Tuesday, June 5, 2012

Camp

You all will be glad to know that I survived my week at Camp Cheery. For the first few days it looked as though my lack of sorority-ness would doom me to failure, but I actually had a really great week. Orientation was the hardest part. I was staying with 9 girls who were my exact opposites or at least led very different lives from mine. I felt like I did when I was that weirdo at school. I was not at in a sorority, and the only intense parties I attended this year were study parties. By the end of the first day I was ready to leave. But things looked up pretty quickly, I bonded with the 2 other non-sorority counselors, and we had a really great, really dorky time during orientation.

Once the campers arrived, things really started to look up. My co-counselor and I had the best cabin! They went to bed early; none of them were homesick, and we only had one small behavior issue. By the end of the week my ego was so inflated it was insane. I was basically skipping around camp going, "Who's a great counselor?  This kid! Oh yeah! Oh yeah!" In my head that is. I really try not to be blatantly prideful/obnoxious. 

Anyway, being a camp counselor has a whole lot of job satisfaction.

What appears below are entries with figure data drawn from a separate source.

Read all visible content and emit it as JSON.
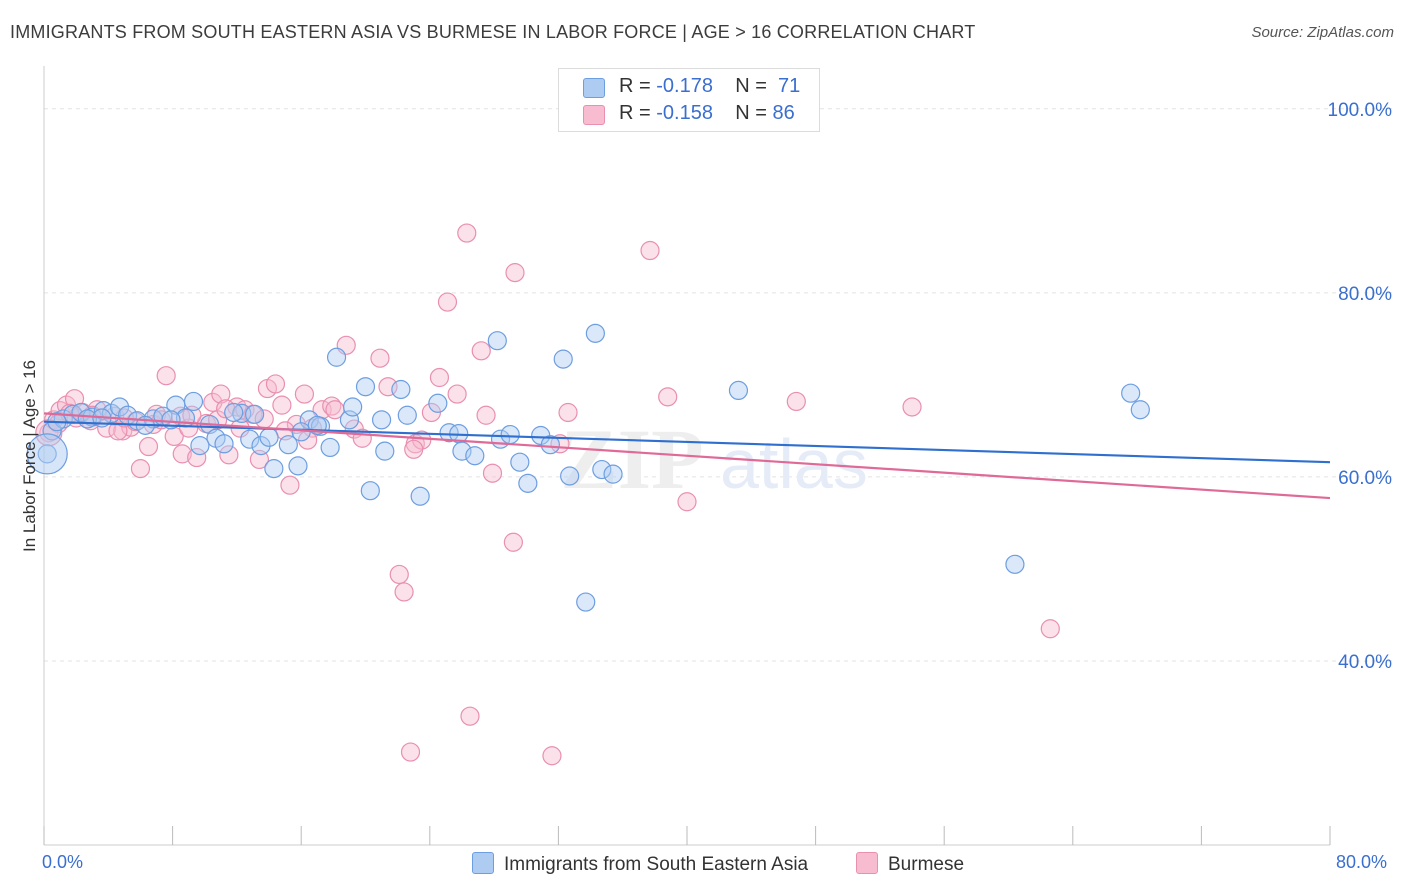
{
  "title": "IMMIGRANTS FROM SOUTH EASTERN ASIA VS BURMESE IN LABOR FORCE | AGE > 16 CORRELATION CHART",
  "source": "Source: ZipAtlas.com",
  "watermark": {
    "zip": "ZIP",
    "atlas": "atlas"
  },
  "legend": {
    "rows": [
      {
        "r_label": "R = ",
        "r_value": "-0.178",
        "n_label": "N = ",
        "n_value": "71"
      },
      {
        "r_label": "R = ",
        "r_value": "-0.158",
        "n_label": "N = ",
        "n_value": "86"
      }
    ]
  },
  "bottom_legend": [
    "Immigrants from South Eastern Asia",
    "Burmese"
  ],
  "colors": {
    "series1_fill": "#aecbf2",
    "series1_stroke": "#6d9ee0",
    "series1_line": "#2f6fce",
    "series2_fill": "#f7bcd0",
    "series2_stroke": "#e98fb0",
    "series2_line": "#e06a97",
    "grid": "#e3e3e3",
    "axis_label": "#3a6fcf"
  },
  "chart_data": {
    "type": "scatter",
    "title": "IMMIGRANTS FROM SOUTH EASTERN ASIA VS BURMESE IN LABOR FORCE | AGE > 16 CORRELATION CHART",
    "xlabel": "",
    "ylabel": "In Labor Force | Age > 16",
    "xlim": [
      0,
      80
    ],
    "ylim": [
      20,
      104
    ],
    "x_tick_labels": [
      "0.0%",
      "80.0%"
    ],
    "y_ticks": [
      40,
      60,
      80,
      100
    ],
    "y_tick_labels": [
      "40.0%",
      "60.0%",
      "80.0%",
      "100.0%"
    ],
    "grid": true,
    "legend_position": "top-center",
    "series": [
      {
        "name": "Immigrants from South Eastern Asia",
        "R": -0.178,
        "N": 71,
        "trend": {
          "x": [
            0,
            80
          ],
          "y": [
            66.0,
            61.6
          ]
        },
        "points": [
          {
            "x": 0.2,
            "y": 62.5
          },
          {
            "x": 0.5,
            "y": 65.0
          },
          {
            "x": 1.2,
            "y": 66.3
          },
          {
            "x": 1.8,
            "y": 66.8
          },
          {
            "x": 2.3,
            "y": 67.0
          },
          {
            "x": 3.0,
            "y": 66.5
          },
          {
            "x": 3.7,
            "y": 67.2
          },
          {
            "x": 4.2,
            "y": 66.9
          },
          {
            "x": 4.7,
            "y": 67.6
          },
          {
            "x": 5.2,
            "y": 66.7
          },
          {
            "x": 5.8,
            "y": 66.1
          },
          {
            "x": 6.8,
            "y": 66.3
          },
          {
            "x": 8.2,
            "y": 67.8
          },
          {
            "x": 8.8,
            "y": 66.4
          },
          {
            "x": 9.3,
            "y": 68.2
          },
          {
            "x": 10.3,
            "y": 65.7
          },
          {
            "x": 10.7,
            "y": 64.2
          },
          {
            "x": 11.2,
            "y": 63.6
          },
          {
            "x": 12.3,
            "y": 66.9
          },
          {
            "x": 12.8,
            "y": 64.1
          },
          {
            "x": 13.5,
            "y": 63.4
          },
          {
            "x": 14.3,
            "y": 60.9
          },
          {
            "x": 15.2,
            "y": 63.5
          },
          {
            "x": 15.8,
            "y": 61.2
          },
          {
            "x": 16.5,
            "y": 66.2
          },
          {
            "x": 17.2,
            "y": 65.5
          },
          {
            "x": 17.8,
            "y": 63.2
          },
          {
            "x": 18.2,
            "y": 73.0
          },
          {
            "x": 19.0,
            "y": 66.2
          },
          {
            "x": 19.2,
            "y": 67.6
          },
          {
            "x": 20.0,
            "y": 69.8
          },
          {
            "x": 20.3,
            "y": 58.5
          },
          {
            "x": 21.0,
            "y": 66.2
          },
          {
            "x": 21.2,
            "y": 62.8
          },
          {
            "x": 22.2,
            "y": 69.5
          },
          {
            "x": 22.6,
            "y": 66.7
          },
          {
            "x": 23.4,
            "y": 57.9
          },
          {
            "x": 24.5,
            "y": 68.0
          },
          {
            "x": 25.2,
            "y": 64.8
          },
          {
            "x": 26.0,
            "y": 62.8
          },
          {
            "x": 26.8,
            "y": 62.3
          },
          {
            "x": 28.2,
            "y": 74.8
          },
          {
            "x": 28.4,
            "y": 64.1
          },
          {
            "x": 29.6,
            "y": 61.6
          },
          {
            "x": 30.1,
            "y": 59.3
          },
          {
            "x": 30.9,
            "y": 64.5
          },
          {
            "x": 31.5,
            "y": 63.5
          },
          {
            "x": 32.3,
            "y": 72.8
          },
          {
            "x": 32.7,
            "y": 60.1
          },
          {
            "x": 33.7,
            "y": 46.4
          },
          {
            "x": 34.3,
            "y": 75.6
          },
          {
            "x": 34.7,
            "y": 60.8
          },
          {
            "x": 35.4,
            "y": 60.3
          },
          {
            "x": 43.2,
            "y": 69.4
          },
          {
            "x": 60.4,
            "y": 50.5
          },
          {
            "x": 67.6,
            "y": 69.1
          },
          {
            "x": 68.2,
            "y": 67.3
          },
          {
            "x": 0.8,
            "y": 66.0
          },
          {
            "x": 2.7,
            "y": 66.3
          },
          {
            "x": 6.3,
            "y": 65.6
          },
          {
            "x": 7.4,
            "y": 66.6
          },
          {
            "x": 9.7,
            "y": 63.4
          },
          {
            "x": 11.8,
            "y": 67.0
          },
          {
            "x": 14.0,
            "y": 64.3
          },
          {
            "x": 16.0,
            "y": 64.9
          },
          {
            "x": 17.0,
            "y": 65.6
          },
          {
            "x": 25.8,
            "y": 64.7
          },
          {
            "x": 29.0,
            "y": 64.6
          },
          {
            "x": 7.9,
            "y": 66.2
          },
          {
            "x": 13.1,
            "y": 66.8
          },
          {
            "x": 3.6,
            "y": 66.4
          }
        ]
      },
      {
        "name": "Burmese",
        "R": -0.158,
        "N": 86,
        "trend": {
          "x": [
            0,
            80
          ],
          "y": [
            66.9,
            57.7
          ]
        },
        "points": [
          {
            "x": 0.3,
            "y": 64.8
          },
          {
            "x": 0.6,
            "y": 66.2
          },
          {
            "x": 1.0,
            "y": 67.2
          },
          {
            "x": 1.4,
            "y": 67.8
          },
          {
            "x": 1.9,
            "y": 68.5
          },
          {
            "x": 2.4,
            "y": 67.0
          },
          {
            "x": 2.9,
            "y": 66.1
          },
          {
            "x": 3.3,
            "y": 67.3
          },
          {
            "x": 3.9,
            "y": 65.3
          },
          {
            "x": 4.4,
            "y": 66.6
          },
          {
            "x": 4.9,
            "y": 65.0
          },
          {
            "x": 5.4,
            "y": 65.4
          },
          {
            "x": 6.0,
            "y": 60.9
          },
          {
            "x": 6.5,
            "y": 63.3
          },
          {
            "x": 7.0,
            "y": 66.8
          },
          {
            "x": 7.6,
            "y": 71.0
          },
          {
            "x": 8.1,
            "y": 64.4
          },
          {
            "x": 8.6,
            "y": 62.5
          },
          {
            "x": 9.0,
            "y": 65.3
          },
          {
            "x": 9.5,
            "y": 62.1
          },
          {
            "x": 10.1,
            "y": 65.8
          },
          {
            "x": 10.5,
            "y": 68.1
          },
          {
            "x": 11.0,
            "y": 69.0
          },
          {
            "x": 11.5,
            "y": 62.4
          },
          {
            "x": 12.0,
            "y": 67.6
          },
          {
            "x": 12.5,
            "y": 67.3
          },
          {
            "x": 13.0,
            "y": 66.8
          },
          {
            "x": 13.4,
            "y": 61.9
          },
          {
            "x": 13.9,
            "y": 69.6
          },
          {
            "x": 14.4,
            "y": 70.1
          },
          {
            "x": 14.8,
            "y": 67.8
          },
          {
            "x": 15.3,
            "y": 59.1
          },
          {
            "x": 15.7,
            "y": 65.7
          },
          {
            "x": 16.2,
            "y": 69.0
          },
          {
            "x": 16.7,
            "y": 65.3
          },
          {
            "x": 17.3,
            "y": 67.3
          },
          {
            "x": 17.9,
            "y": 67.7
          },
          {
            "x": 18.8,
            "y": 74.3
          },
          {
            "x": 19.3,
            "y": 65.2
          },
          {
            "x": 19.8,
            "y": 64.2
          },
          {
            "x": 20.9,
            "y": 72.9
          },
          {
            "x": 21.4,
            "y": 69.8
          },
          {
            "x": 22.1,
            "y": 49.4
          },
          {
            "x": 22.4,
            "y": 47.5
          },
          {
            "x": 22.8,
            "y": 30.1
          },
          {
            "x": 23.1,
            "y": 63.6
          },
          {
            "x": 23.5,
            "y": 64.0
          },
          {
            "x": 24.1,
            "y": 67.0
          },
          {
            "x": 24.6,
            "y": 70.8
          },
          {
            "x": 25.1,
            "y": 79.0
          },
          {
            "x": 25.7,
            "y": 69.0
          },
          {
            "x": 26.3,
            "y": 86.5
          },
          {
            "x": 26.5,
            "y": 34.0
          },
          {
            "x": 27.2,
            "y": 73.7
          },
          {
            "x": 27.5,
            "y": 66.7
          },
          {
            "x": 27.9,
            "y": 60.4
          },
          {
            "x": 29.2,
            "y": 52.9
          },
          {
            "x": 29.3,
            "y": 82.2
          },
          {
            "x": 31.6,
            "y": 29.7
          },
          {
            "x": 32.1,
            "y": 63.6
          },
          {
            "x": 32.6,
            "y": 67.0
          },
          {
            "x": 37.7,
            "y": 84.6
          },
          {
            "x": 38.8,
            "y": 68.7
          },
          {
            "x": 40.0,
            "y": 57.3
          },
          {
            "x": 46.8,
            "y": 68.2
          },
          {
            "x": 54.0,
            "y": 67.6
          },
          {
            "x": 62.6,
            "y": 43.5
          },
          {
            "x": 2.0,
            "y": 66.4
          },
          {
            "x": 3.0,
            "y": 66.7
          },
          {
            "x": 4.6,
            "y": 65.0
          },
          {
            "x": 5.7,
            "y": 66.0
          },
          {
            "x": 6.8,
            "y": 65.7
          },
          {
            "x": 8.5,
            "y": 66.6
          },
          {
            "x": 9.2,
            "y": 66.7
          },
          {
            "x": 10.8,
            "y": 66.2
          },
          {
            "x": 11.3,
            "y": 67.4
          },
          {
            "x": 12.2,
            "y": 65.3
          },
          {
            "x": 13.7,
            "y": 66.3
          },
          {
            "x": 15.0,
            "y": 65.0
          },
          {
            "x": 16.4,
            "y": 64.0
          },
          {
            "x": 18.1,
            "y": 67.3
          },
          {
            "x": 23.0,
            "y": 63.0
          },
          {
            "x": 5.0,
            "y": 66.4
          },
          {
            "x": 7.3,
            "y": 66.2
          },
          {
            "x": 0.9,
            "y": 65.8
          },
          {
            "x": 1.6,
            "y": 66.9
          }
        ]
      }
    ]
  }
}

All my little girls were very sweet. One day they brought me a slightly squashed day lily because they knew it was my favorite. They hastened to explain that they had found it on the ground, so it was okay, right? Even my one behavior problem turned out to be a very sweet, albeit very sad, little girl. In fact, when I had the chance to talk to her one on one, I found that she was a very smart, thoughtful kid who just needed a little more attention. 

This same girl, whom I'll call Becky, was probably the kid who made my job seem really important. At all the meetings before camp opened, the directors would say things like, "You will never know the impact you will have on these girls' lives." And I thought, "Yeah, yeah, yeah." But Becky made me realize that what they said was true. From the start, Becky was a handful. She was loud, never listened, and seemed to have a knack for riling up the other girls. I was about to lose patience with her when something happened. The ringtennis coach (I'm not 100% sure what ringtennis is either), came up to my co-counselor and me and told us that she had had the girls going around the circle saying their names, where they were from, and why they had come to camp. Becky, after giving her name, had informed the group that she was there because her parents "needed a break." 

Immediately Becky's behavior became understandable to me. If her parents had that attitude about sending her to camp  no wonder she was trying to attract attention. This is the only part of  camp that truly made me unhappy: I had a week to prove to these girls that they are loved, something which their parents are not willing to show them in a lifetime.  Honestly getting the chance to treat Becky like the intelligent, sweet little girl that she is made my week-long job (and puny paycheck), seem worth it.